One of the questions I hear most often in our shop is, “Why are you called ‘The Atom’?” My answer is usually precluded by a long pause.

As I fumble for some sort of story, the answer usually ends up somewhere in the realm of “I liked the name”. But this always feels like a let down to the listener.

But Why?

Twenty-one years ago, I was pregnant with my second child. A boy. The stress of naming another human being was on me. What if it doesn’t suit him? What if he hates his name? What if it rhymes with a body part I hadn’t thought of? How do I know if it’s right?

The name rolling around in my head that I couldn’t get rid of: Gordon. After settling on this name, I knew from the expressions on the faces of those I told that this would not have been their first choice for the name of my soon-to-be-infant. I was asked why. Was it a family name? Was there some significance? This is all I knew: It felt right.

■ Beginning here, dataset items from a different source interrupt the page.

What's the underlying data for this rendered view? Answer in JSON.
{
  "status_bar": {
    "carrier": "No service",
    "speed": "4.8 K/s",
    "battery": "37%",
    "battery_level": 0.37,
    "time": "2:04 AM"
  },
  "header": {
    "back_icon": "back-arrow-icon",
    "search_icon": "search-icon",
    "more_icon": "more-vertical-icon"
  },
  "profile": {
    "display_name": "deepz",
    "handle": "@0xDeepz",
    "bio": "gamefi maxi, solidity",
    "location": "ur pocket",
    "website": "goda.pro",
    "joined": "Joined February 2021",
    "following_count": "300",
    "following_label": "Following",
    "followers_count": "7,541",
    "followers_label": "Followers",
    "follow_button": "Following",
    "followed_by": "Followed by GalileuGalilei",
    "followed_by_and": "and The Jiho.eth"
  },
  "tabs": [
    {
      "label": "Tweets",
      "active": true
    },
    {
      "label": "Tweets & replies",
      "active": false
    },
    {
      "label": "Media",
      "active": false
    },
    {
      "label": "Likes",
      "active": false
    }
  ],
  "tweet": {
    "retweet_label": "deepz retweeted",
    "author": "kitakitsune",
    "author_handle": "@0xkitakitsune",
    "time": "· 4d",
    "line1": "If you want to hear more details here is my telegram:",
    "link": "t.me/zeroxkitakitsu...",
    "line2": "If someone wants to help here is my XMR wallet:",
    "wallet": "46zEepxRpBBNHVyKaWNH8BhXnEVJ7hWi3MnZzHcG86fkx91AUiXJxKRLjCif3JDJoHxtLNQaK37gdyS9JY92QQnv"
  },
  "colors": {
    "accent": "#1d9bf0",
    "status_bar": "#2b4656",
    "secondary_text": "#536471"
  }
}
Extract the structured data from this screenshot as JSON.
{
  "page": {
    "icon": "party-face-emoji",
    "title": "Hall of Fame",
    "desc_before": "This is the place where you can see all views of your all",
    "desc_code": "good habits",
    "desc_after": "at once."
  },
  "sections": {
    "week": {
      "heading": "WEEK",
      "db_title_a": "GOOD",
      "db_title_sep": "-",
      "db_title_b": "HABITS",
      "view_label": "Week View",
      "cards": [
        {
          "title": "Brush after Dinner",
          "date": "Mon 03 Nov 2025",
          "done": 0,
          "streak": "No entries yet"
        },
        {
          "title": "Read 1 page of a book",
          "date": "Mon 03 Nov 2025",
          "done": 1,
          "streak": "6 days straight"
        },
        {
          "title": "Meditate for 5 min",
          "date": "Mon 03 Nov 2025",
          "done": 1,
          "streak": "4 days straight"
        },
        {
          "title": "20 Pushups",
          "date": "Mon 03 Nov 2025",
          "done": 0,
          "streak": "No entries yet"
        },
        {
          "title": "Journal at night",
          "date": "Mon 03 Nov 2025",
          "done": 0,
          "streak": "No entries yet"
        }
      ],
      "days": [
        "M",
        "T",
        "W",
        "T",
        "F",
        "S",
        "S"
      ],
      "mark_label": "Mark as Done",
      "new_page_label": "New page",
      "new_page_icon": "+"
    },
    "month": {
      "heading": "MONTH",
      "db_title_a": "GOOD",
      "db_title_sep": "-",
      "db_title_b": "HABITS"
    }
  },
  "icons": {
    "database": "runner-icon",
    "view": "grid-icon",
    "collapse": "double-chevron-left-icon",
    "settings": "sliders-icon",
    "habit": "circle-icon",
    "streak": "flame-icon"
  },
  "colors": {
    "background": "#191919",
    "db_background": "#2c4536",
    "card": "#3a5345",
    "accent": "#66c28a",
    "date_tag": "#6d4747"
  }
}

Gordon works as a barista at The Atom, and if you know him, you know his name suits him just fine. Originally, I had a back-up. I thought I would call him “Gordy” if “Gordon” was too much name for this child. But it never was. The name Gordon felt right from the beginning, and his character has brought that name to life since day one.

The Atom was created in that same way. I love the name. It was named at a time that my husband and I were embracing the Atomic Age in remodeling our home. The logo was created with science in mind. There is a definite science to the production of a good cup of coffee. The simplicity of the name has allowed us to grow and change to suit the needs of our customers and community. And I truly feel we have brought the name to life as we have evolved over the last three years. After all, atoms are building blocks – and we are building something great in our little shop.